Based on previous travel abroad, Thior said he is aware “that news differs from a U.S. and an African perspective.” In particular, he questioned whether “the American press (helps) the American people to know and understand what is going on in the world.” At the same time, he noted the autonomy of journalists in the developed world especially in television, where “one person does the whole job instead of three as we still do here.”
Spain
Silvia Taulés
staff editor
El Mundo
Barcelona
Silvia Taulés is on the staff of El Mundo, Spain’s leading daily, where she specializes in social journalism, reporting on the problems of marginalized social groups including immigrants, the elderly and the needy.
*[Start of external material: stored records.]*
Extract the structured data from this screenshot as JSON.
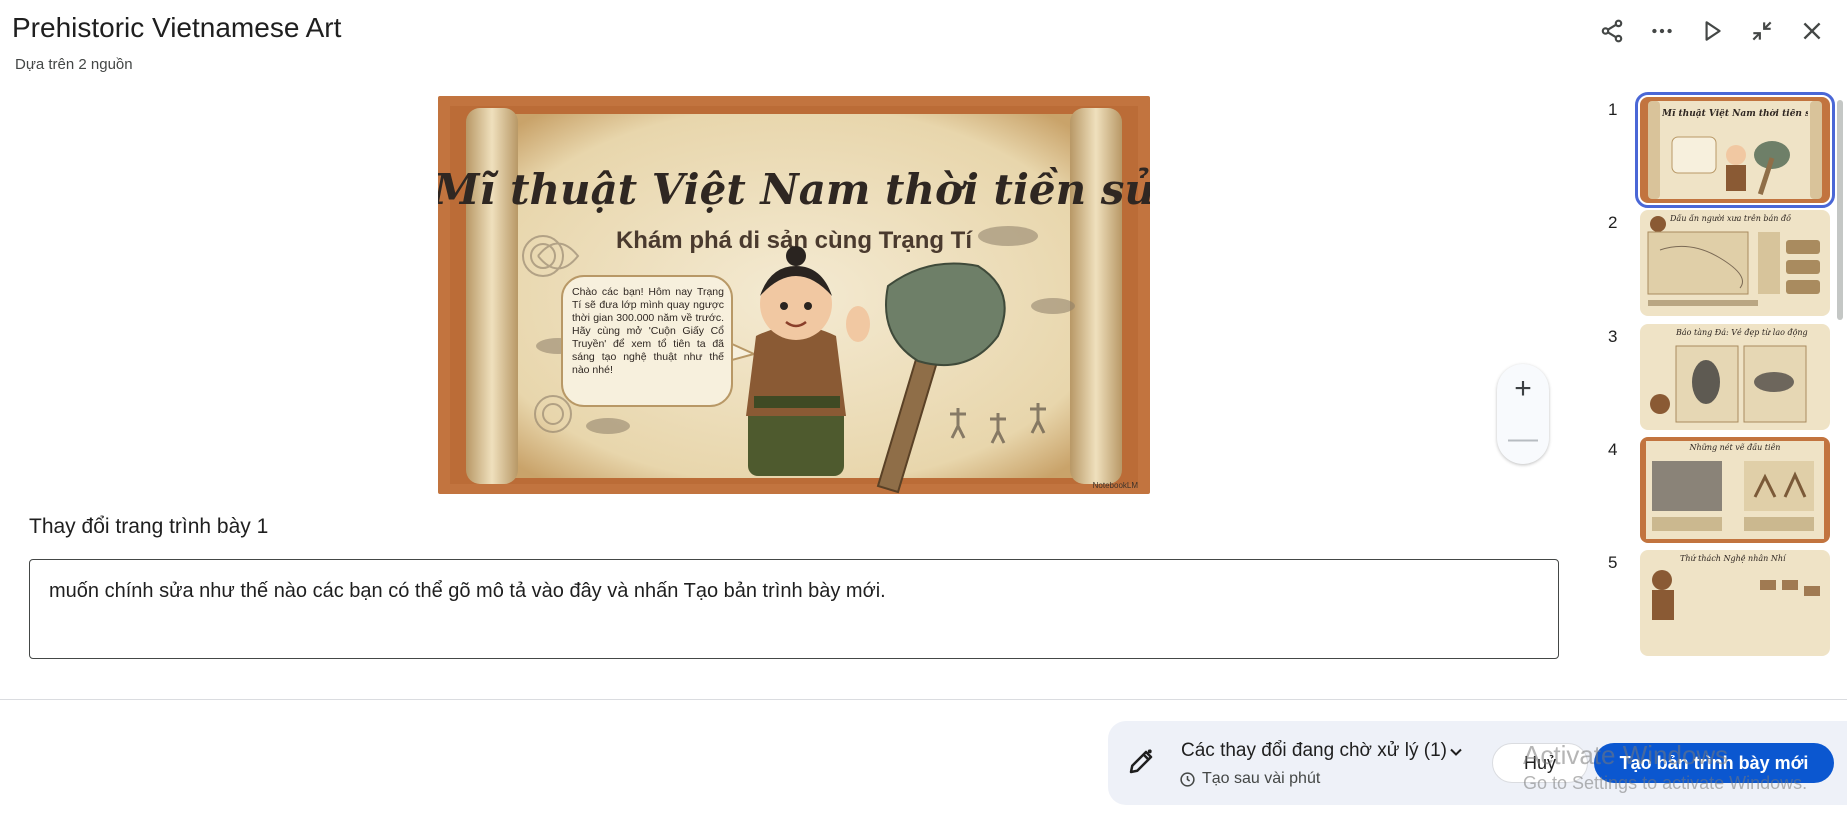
{
  "header": {
    "title": "Prehistoric Vietnamese Art",
    "subtitle": "Dựa trên 2 nguồn"
  },
  "toolbar": {
    "share_icon": "share-icon",
    "more_icon": "more-horizontal-icon",
    "play_icon": "play-icon",
    "collapse_icon": "collapse-icon",
    "close_icon": "close-icon"
  },
  "slide": {
    "title": "Mĩ thuật Việt Nam thời tiền sử",
    "subtitle": "Khám phá di sản cùng Trạng Tí",
    "bubble": "Chào các bạn! Hôm nay Trạng Tí sẽ đưa lớp mình quay ngược thời gian 300.000 năm về trước. Hãy cùng mở 'Cuộn Giấy Cổ Truyền' để xem tổ tiên ta đã sáng tạo nghệ thuật như thế nào nhé!",
    "credit": "NotebookLM"
  },
  "zoom": {
    "in_label": "+",
    "out_label": "—"
  },
  "editor": {
    "label": "Thay đổi trang trình bày 1",
    "prompt_value": "muốn chính sửa như thế nào các bạn có thể gõ mô tả vào đây và nhấn Tạo bản trình bày mới."
  },
  "thumbnails": [
    {
      "num": "1",
      "caption": "Mĩ thuật Việt Nam thời tiền sử"
    },
    {
      "num": "2",
      "caption": "Dấu ấn người xưa trên bản đồ"
    },
    {
      "num": "3",
      "caption": "Bảo tàng Đá: Vẻ đẹp từ lao động"
    },
    {
      "num": "4",
      "caption": "Những nét vẽ đầu tiên"
    },
    {
      "num": "5",
      "caption": "Thử thách Nghệ nhân Nhí"
    }
  ],
  "footer": {
    "pending": "Các thay đổi đang chờ xử lý (1)",
    "eta": "Tạo sau vài phút",
    "cancel": "Huỷ",
    "create": "Tạo bản trình bày mới",
    "watermark_title": "Activate Windows",
    "watermark_sub": "Go to Settings to activate Windows."
  },
  "colors": {
    "accent": "#0b57d0",
    "selected_outline": "#4a67d6",
    "parchment": "#efe3c6",
    "frame": "#c2743f"
  }
}
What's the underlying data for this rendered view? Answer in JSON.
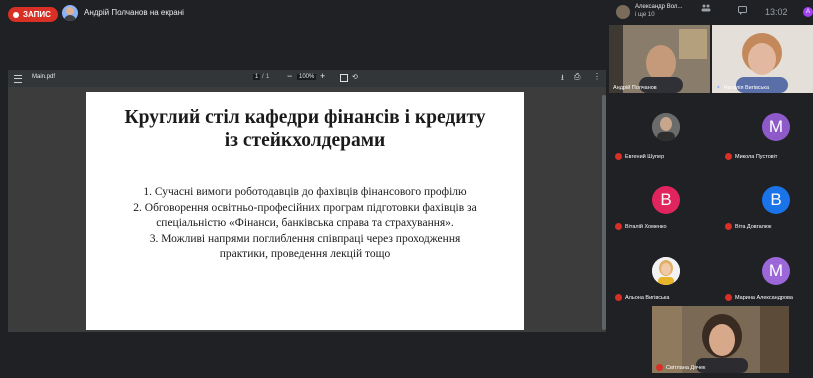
{
  "recording": {
    "label": "ЗАПИС"
  },
  "presenter": {
    "label": "Андрій Полчанов на екрані"
  },
  "pdf_viewer": {
    "file_name": "Main.pdf",
    "page_current": "1",
    "page_separator": "/",
    "page_total": "1",
    "zoom_out": "−",
    "zoom_level": "100%",
    "zoom_in": "+",
    "download": "⭳",
    "print": "⎙",
    "more": "⋮",
    "rotate": "⟲"
  },
  "slide": {
    "title_line1": "Круглий стіл кафедри фінансів і кредиту",
    "title_line2": "із стейкхолдерами",
    "items": [
      "1. Сучасні вимоги роботодавців до фахівців фінансового профілю",
      "2. Обговорення освітньо-професійних програм підготовки фахівців за",
      "спеціальністю «Фінанси, банківська справа та страхування».",
      "3. Можливі напрями поглиблення співпраці через проходження",
      "практики, проведення лекцій тощо"
    ]
  },
  "top_right": {
    "account_name": "Александр Вол...",
    "account_sub": "і ще 10",
    "chat": "💬",
    "time": "13:02",
    "btn_round": "А"
  },
  "participants": [
    {
      "name": "Андрій Полчанов",
      "type": "video"
    },
    {
      "name": "Наталія Вигівська",
      "type": "video"
    },
    {
      "name": "Евгений Шупер",
      "type": "photo"
    },
    {
      "name": "Микола Пустовіт",
      "type": "letter",
      "letter": "М",
      "color": "#8e59c8"
    },
    {
      "name": "Віталій Хоменко",
      "type": "letter",
      "letter": "В",
      "color": "#e0245e"
    },
    {
      "name": "Віта Довгалюк",
      "type": "letter",
      "letter": "В",
      "color": "#1a73e8"
    },
    {
      "name": "Альона Вигівська",
      "type": "photo"
    },
    {
      "name": "Марина Александрова",
      "type": "letter",
      "letter": "М",
      "color": "#9c67d9"
    },
    {
      "name": "Світлана Дячек",
      "type": "video"
    }
  ]
}
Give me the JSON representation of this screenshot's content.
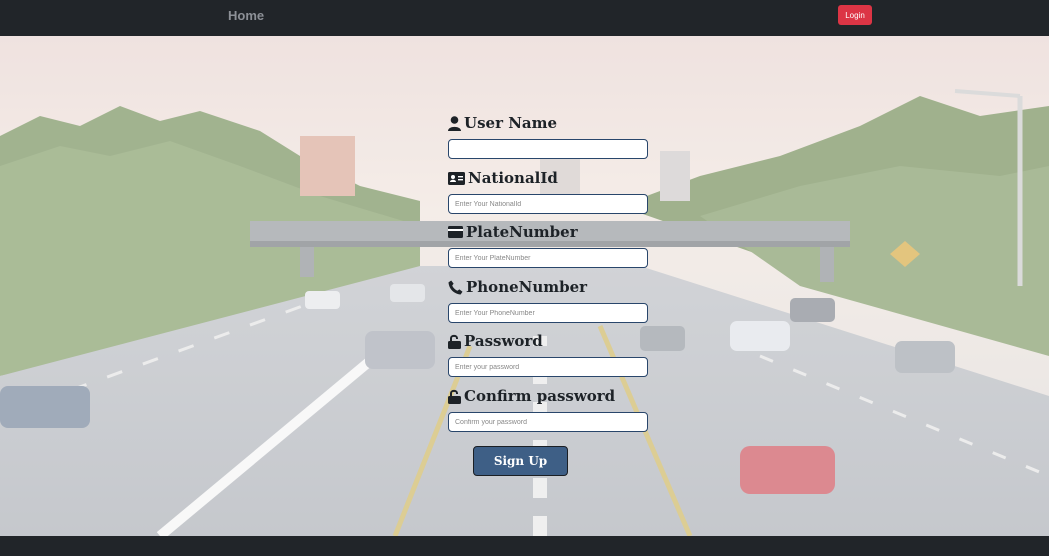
{
  "navbar": {
    "home_label": "Home",
    "login_label": "Login",
    "login_color": "#dc3545"
  },
  "form": {
    "fields": [
      {
        "label": "User Name",
        "icon": "user-icon",
        "value": "",
        "placeholder": ""
      },
      {
        "label": "NationalId",
        "icon": "id-card-icon",
        "value": "",
        "placeholder": "Enter Your NationalId"
      },
      {
        "label": "PlateNumber",
        "icon": "credit-card-icon",
        "value": "",
        "placeholder": "Enter Your PlateNumber"
      },
      {
        "label": "PhoneNumber",
        "icon": "phone-icon",
        "value": "",
        "placeholder": "Enter Your PhoneNumber"
      },
      {
        "label": "Password",
        "icon": "lock-open-icon",
        "value": "",
        "placeholder": "Enter your password"
      },
      {
        "label": "Confirm password",
        "icon": "lock-open-icon",
        "value": "",
        "placeholder": "Confirm your password"
      }
    ],
    "submit_label": "Sign Up"
  },
  "colors": {
    "navbar": "#212529",
    "accent": "#3e5f86",
    "input_border": "#29466b"
  }
}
Her particular interest in Muslim immigrants led Taulés to immerse herself in their community and write a book, “La nueva España musulmana,” about the new Muslim Spain. She also has traveled as a special correspondent to report on the precarious way of life of some of the poorest people in the Third World.
“I think that real journalism is social, talking with people who deal with reality, who understand the world maybe better than politicians,” she said. “My goals are to keep on trying to investigate what the needs of society are.”